Lucian Bebchuk is Professor of Law, Economics, and Finance at Harvard Law School. Robert J. Jackson, Jr. is Associate Professor of Law, Milton Handler Fellow, and Co-Director of the Millstein Center at Columbia Law School. They are co-authors of Toward a Constitutional Review of the Poison Pill, a Harvard Law School discussion paper that is forthcoming in the Columbia Law Review, available here and discussed on the Forum here. This post replies to the criticism of their work put forward in a Wachtell, Lipton Rosen & Katz memorandum, posted on the Forum by Martin Lipton here.
We recently placed on SSRN a draft of a new paper, Toward a Constitutional Review of the Poison Pill, which will be published by the Columbia Law Review in the Fall of 2014. Last week, six senior partners of the law firm of Wachtell, Lipton, Rosen & Katz, including founding partner Martin Lipton, published a strongly-worded response, available on the Forum here. In this post, we rebut Wachtell’s criticism.
Wachtell’s response is a twelve-page, single-spaced Memorandum that describes us as “extreme” and “eccentric,” and characterizes our paper as “tendentious,” “misleading,” and “not a work of serious scholarship.” The Memorandum also attempts to offer a substantive rebuttal of the analysis in our paper. Given that Wachtell Lipton prides itself for creating the poison pill, we understand why an article raising doubt about the validity of the state-law rules authorizing the use of poison pills touches a sensitive nerve at the Firm. Wachtell’s response, however, fails to dispel those doubts—and, indeed, shows why there are serious questions about the constitutionality of state-law poison-pill rules today.
Wachtell does not dispute the analysis in our paper showing that state-law poison-pill rules today impose tighter restrictions on tender offers than those that federal courts have viewed as preempted by the Williams Act.
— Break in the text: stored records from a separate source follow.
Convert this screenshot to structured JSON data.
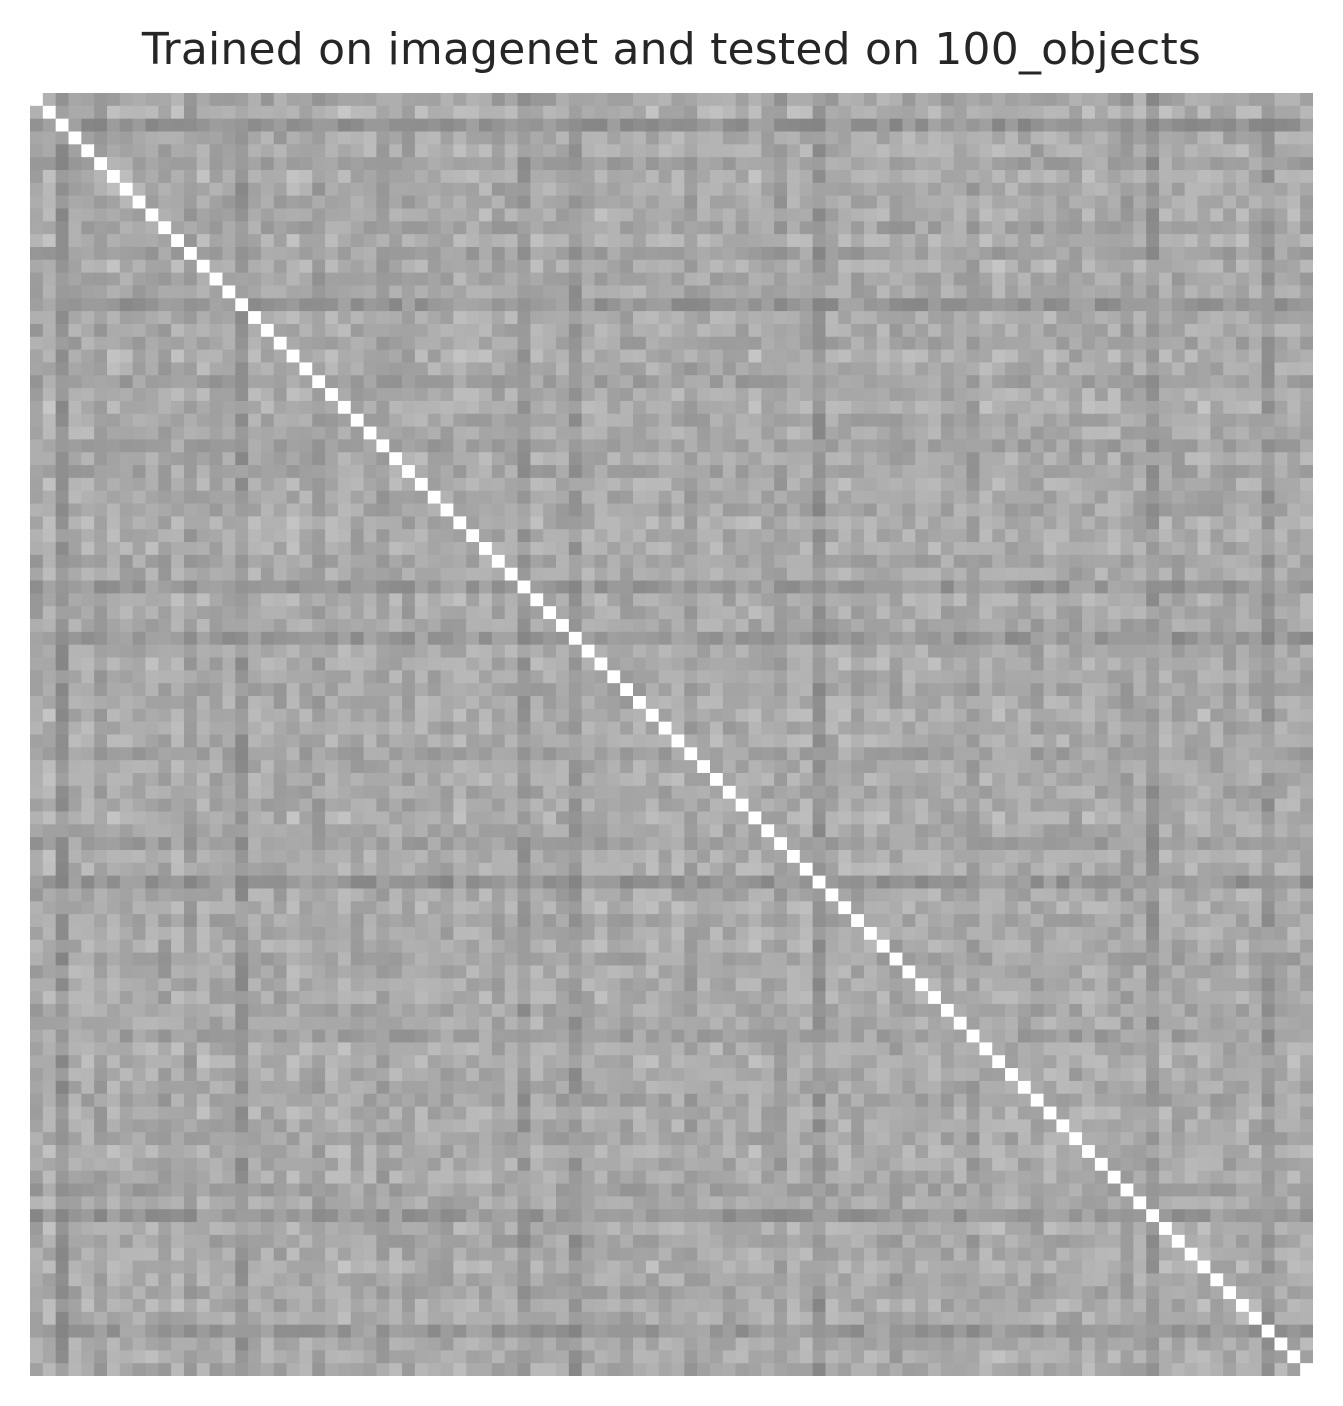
{
  "chart_data": {
    "type": "heatmap",
    "title": "Trained on imagenet and tested on 100_objects",
    "rows": 100,
    "cols": 100,
    "xlabel": "",
    "ylabel": "",
    "x_tick_labels": [],
    "y_tick_labels": [],
    "colormap": "grayscale",
    "color_low": "#7e7e7e",
    "color_high": "#ffffff",
    "value_range": [
      0,
      1
    ],
    "diagonal_value": 1.0,
    "off_diagonal_typical_range": [
      0.45,
      0.72
    ],
    "off_diagonal_mean": 0.6,
    "note_symmetric": true,
    "grid": false,
    "legend": "none",
    "row_means": [
      0.57,
      0.65,
      0.48,
      0.6,
      0.62,
      0.56,
      0.66,
      0.6,
      0.58,
      0.62,
      0.56,
      0.63,
      0.55,
      0.64,
      0.58,
      0.6,
      0.5,
      0.62,
      0.59,
      0.57,
      0.64,
      0.6,
      0.55,
      0.62,
      0.66,
      0.58,
      0.6,
      0.55,
      0.6,
      0.57,
      0.63,
      0.59,
      0.58,
      0.64,
      0.6,
      0.62,
      0.57,
      0.6,
      0.51,
      0.62,
      0.6,
      0.58,
      0.5,
      0.6,
      0.62,
      0.59,
      0.57,
      0.6,
      0.63,
      0.6,
      0.61,
      0.56,
      0.6,
      0.62,
      0.58,
      0.6,
      0.64,
      0.59,
      0.55,
      0.62,
      0.61,
      0.49,
      0.6,
      0.62,
      0.58,
      0.6,
      0.63,
      0.56,
      0.6,
      0.59,
      0.62,
      0.58,
      0.6,
      0.55,
      0.62,
      0.64,
      0.6,
      0.59,
      0.57,
      0.62,
      0.6,
      0.58,
      0.63,
      0.6,
      0.62,
      0.56,
      0.6,
      0.5,
      0.62,
      0.58,
      0.6,
      0.63,
      0.59,
      0.57,
      0.62,
      0.6,
      0.51,
      0.6,
      0.62,
      0.6
    ]
  }
}
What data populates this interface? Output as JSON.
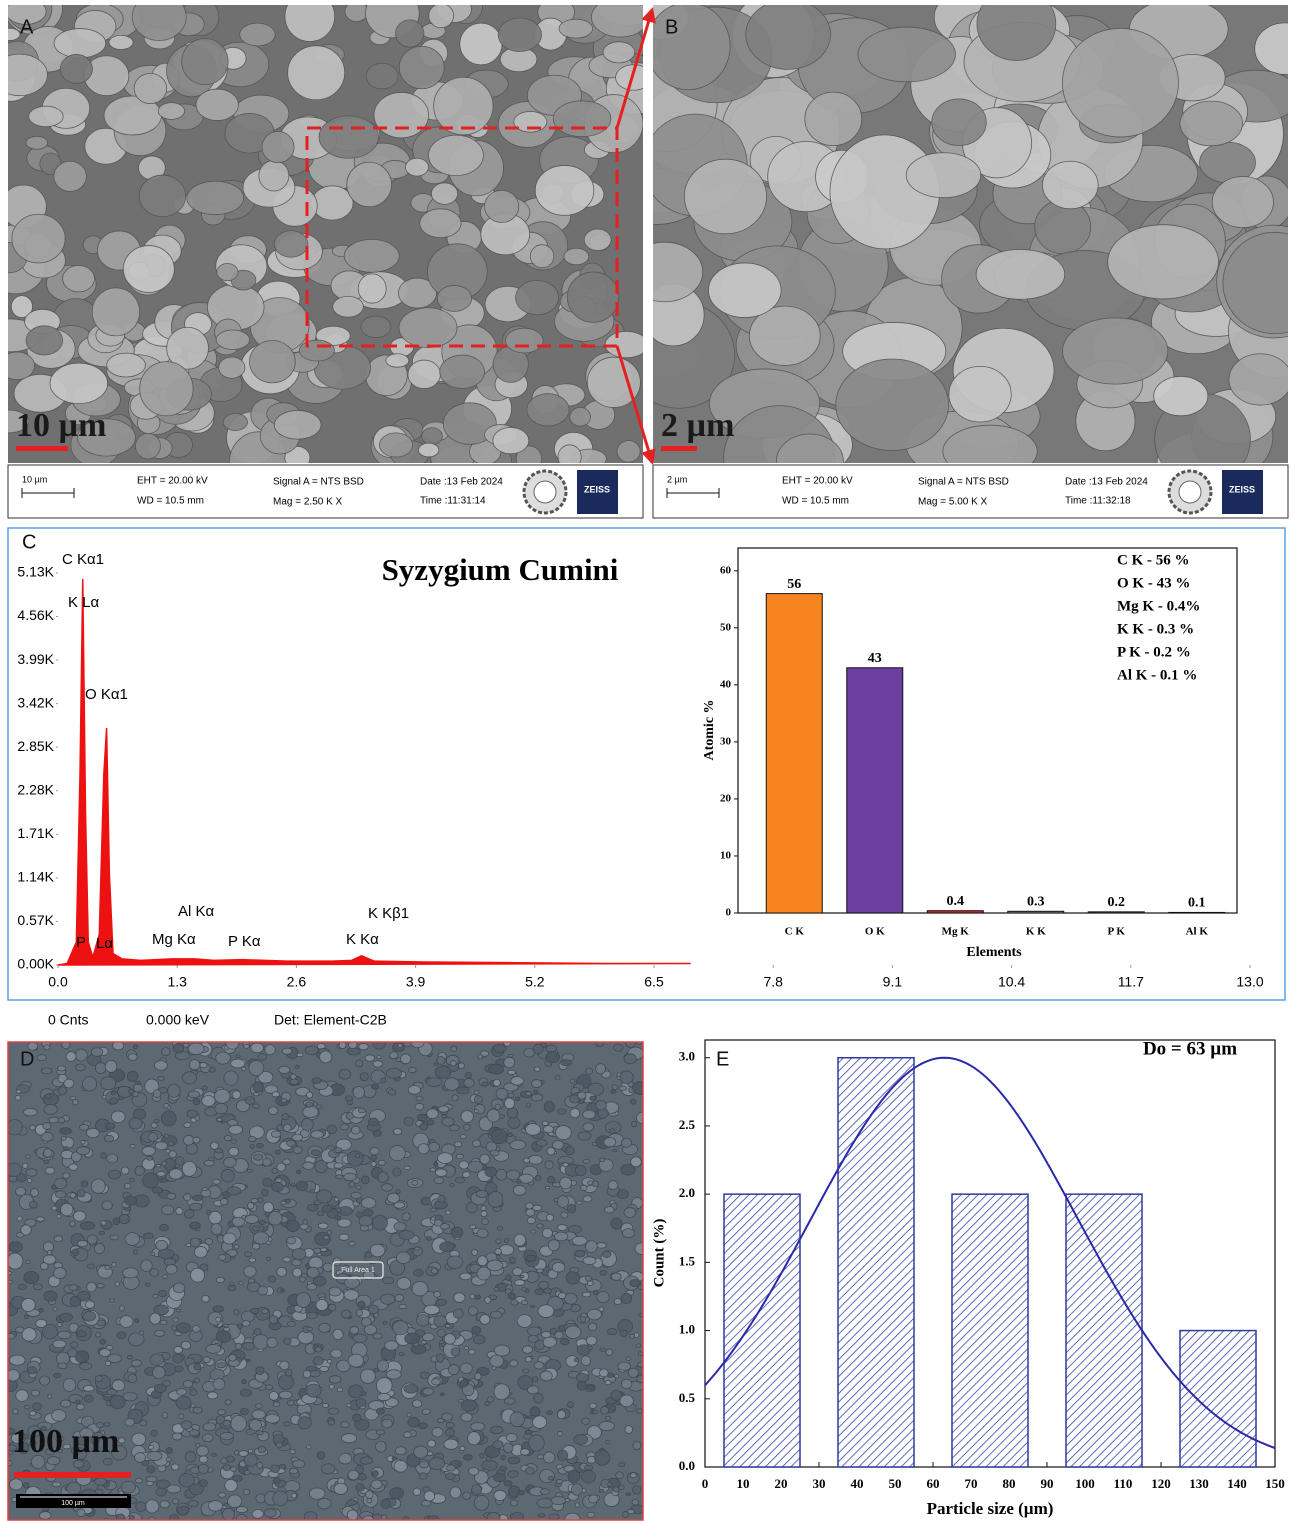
{
  "panels": {
    "A": {
      "label": "A",
      "scale_text": "10 µm",
      "info": {
        "scale": "10 µm",
        "eht": "EHT = 20.00 kV",
        "wd": "WD = 10.5 mm",
        "signal": "Signal A = NTS BSD",
        "mag": "Mag =   2.50 K X",
        "date": "Date :13 Feb 2024",
        "time": "Time :11:31:14",
        "brand": "ZEISS"
      }
    },
    "B": {
      "label": "B",
      "scale_text": "2 µm",
      "info": {
        "scale": "2 µm",
        "eht": "EHT = 20.00 kV",
        "wd": "WD = 10.5 mm",
        "signal": "Signal A = NTS BSD",
        "mag": "Mag =   5.00 K X",
        "date": "Date :13 Feb 2024",
        "time": "Time :11:32:18",
        "brand": "ZEISS"
      }
    },
    "C": {
      "label": "C",
      "footer": [
        "0 Cnts",
        "0.000 keV",
        "Det: Element-C2B"
      ]
    },
    "D": {
      "label": "D",
      "scale_text": "100 µm",
      "bar_text": "100 µm",
      "area_label": "Full Area 1"
    },
    "E": {
      "label": "E"
    }
  },
  "chart_data": [
    {
      "type": "area",
      "title": "Syzygium Cumini",
      "color": "#ee1111",
      "x": [
        0.0,
        0.1,
        0.2,
        0.24,
        0.27,
        0.3,
        0.33,
        0.38,
        0.45,
        0.5,
        0.53,
        0.56,
        0.6,
        0.7,
        0.9,
        1.25,
        1.49,
        1.7,
        2.01,
        2.5,
        3.0,
        3.2,
        3.31,
        3.45,
        4.0,
        5.0,
        6.0,
        6.9
      ],
      "values": [
        0,
        0.02,
        0.3,
        2.5,
        5.05,
        2.0,
        0.3,
        0.1,
        0.4,
        2.5,
        3.1,
        1.2,
        0.15,
        0.08,
        0.06,
        0.08,
        0.08,
        0.06,
        0.07,
        0.05,
        0.05,
        0.06,
        0.12,
        0.05,
        0.04,
        0.03,
        0.02,
        0.02
      ],
      "xlim": [
        0,
        13
      ],
      "xticks": [
        {
          "value": 0,
          "label": "0.0"
        },
        1.3,
        2.6,
        3.9,
        5.2,
        6.5,
        7.8,
        9.1,
        10.4,
        11.7,
        {
          "value": 13,
          "label": "13.0"
        }
      ],
      "ylim": [
        0,
        5.6
      ],
      "yticks": [
        {
          "value": 0,
          "label": "0.00K"
        },
        {
          "value": 0.57,
          "label": "0.57K"
        },
        {
          "value": 1.14,
          "label": "1.14K"
        },
        {
          "value": 1.71,
          "label": "1.71K"
        },
        {
          "value": 2.28,
          "label": "2.28K"
        },
        {
          "value": 2.85,
          "label": "2.85K"
        },
        {
          "value": 3.42,
          "label": "3.42K"
        },
        {
          "value": 3.99,
          "label": "3.99K"
        },
        {
          "value": 4.56,
          "label": "4.56K"
        },
        {
          "value": 5.13,
          "label": "5.13K"
        }
      ],
      "annotations": [
        "C  Kα1",
        "K  Lα",
        "O  Kα1",
        "Al Kα",
        "Mg Kα",
        "P  Kα",
        "K  Kα",
        "K  Kβ1",
        "P",
        "Lα"
      ]
    },
    {
      "type": "bar",
      "categories": [
        "C K",
        "O K",
        "Mg K",
        "K K",
        "P K",
        "Al K"
      ],
      "values": [
        56,
        43,
        0.4,
        0.3,
        0.2,
        0.1
      ],
      "colors": [
        "#f7841e",
        "#6b3fa0",
        "#d9262c",
        "#8a8a8a",
        "#8a8a8a",
        "#8a8a8a"
      ],
      "ylim": [
        0,
        64
      ],
      "yticks": [
        0,
        10,
        20,
        30,
        40,
        50,
        60
      ],
      "xlabel": "Elements",
      "ylabel": "Atomic %",
      "annotations": [
        "C K - 56 %",
        "O K - 43 %",
        "Mg K - 0.4%",
        "K K - 0.3 %",
        "P K - 0.2 %",
        "Al K - 0.1 %"
      ]
    },
    {
      "type": "histogram",
      "x": [
        15,
        45,
        75,
        105,
        135
      ],
      "values": [
        2,
        3,
        2,
        2,
        1
      ],
      "bar_width": 20,
      "color": "#2f3a9e",
      "xlim": [
        0,
        150
      ],
      "xticks": [
        0,
        10,
        20,
        30,
        40,
        50,
        60,
        70,
        80,
        90,
        100,
        110,
        120,
        130,
        140,
        150
      ],
      "ylim": [
        0,
        3.13
      ],
      "yticks": [
        {
          "value": 0,
          "label": "0.0"
        },
        0.5,
        {
          "value": 1,
          "label": "1.0"
        },
        1.5,
        {
          "value": 2,
          "label": "2.0"
        },
        2.5,
        {
          "value": 3,
          "label": "3.0"
        }
      ],
      "xlabel": "Particle size (µm)",
      "ylabel": "Count (%)",
      "annotation": "Do = 63 µm",
      "fit": {
        "mean": 63,
        "sigma": 35.1,
        "peak": 3,
        "color": "#2a2aa8"
      }
    }
  ]
}
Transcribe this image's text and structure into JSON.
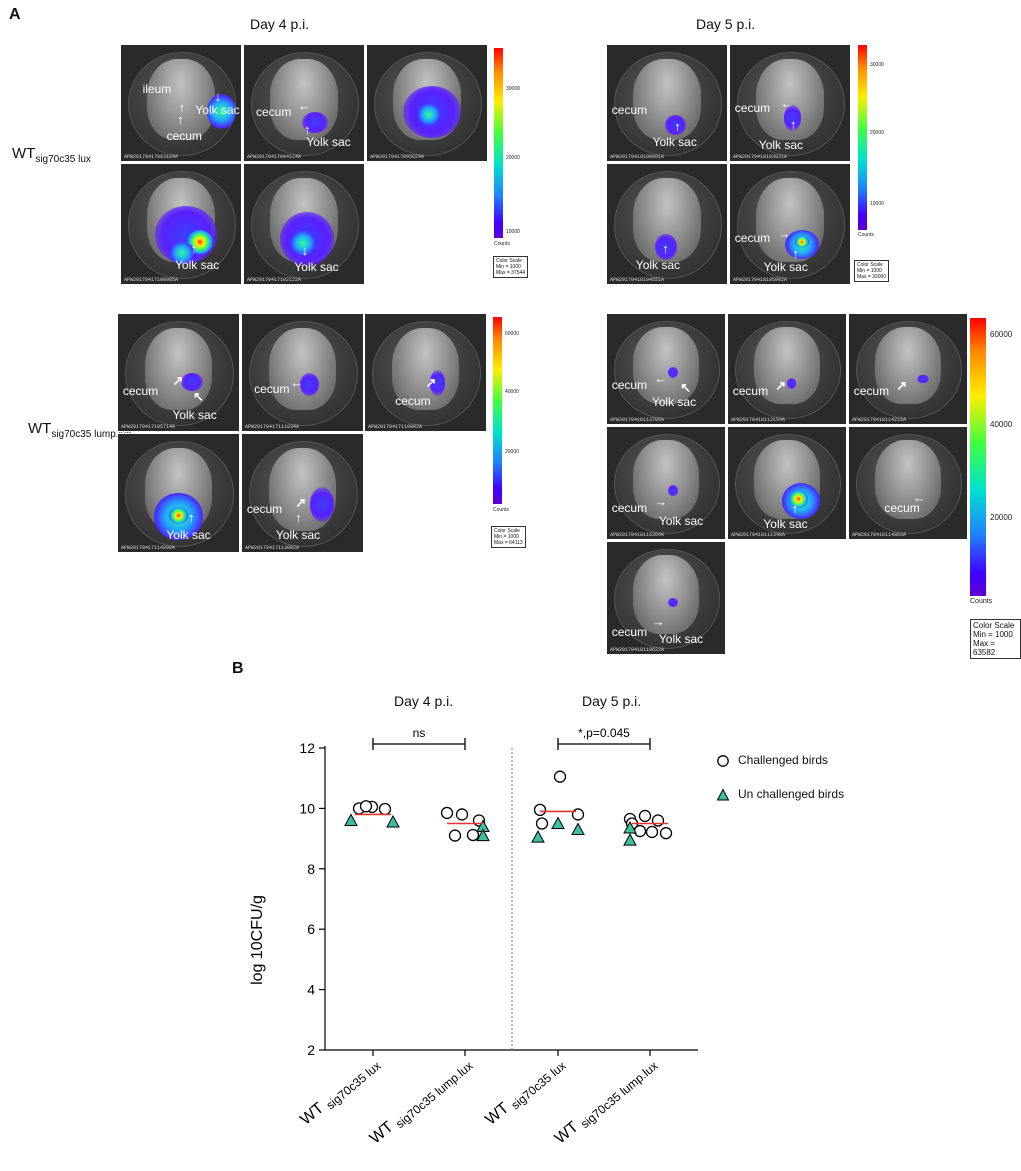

Instead, Wachtell’s response asserts that the “true state of the law,” about which there is “no doubt,” is that the Williams Act “governs procedure, not substance,” and that the Act therefore does not preempt any antitakeover devices that states choose to authorize. As we explain below, this is not an accurate description of the state of the law: Wachtell’s view (1) is not established by Supreme Court precedent; (2) gives undue weight to two lower federal court opinions; and (3) discounts or ignores opinions of other lower federal courts that have expressed views that differ from Wachtell’s.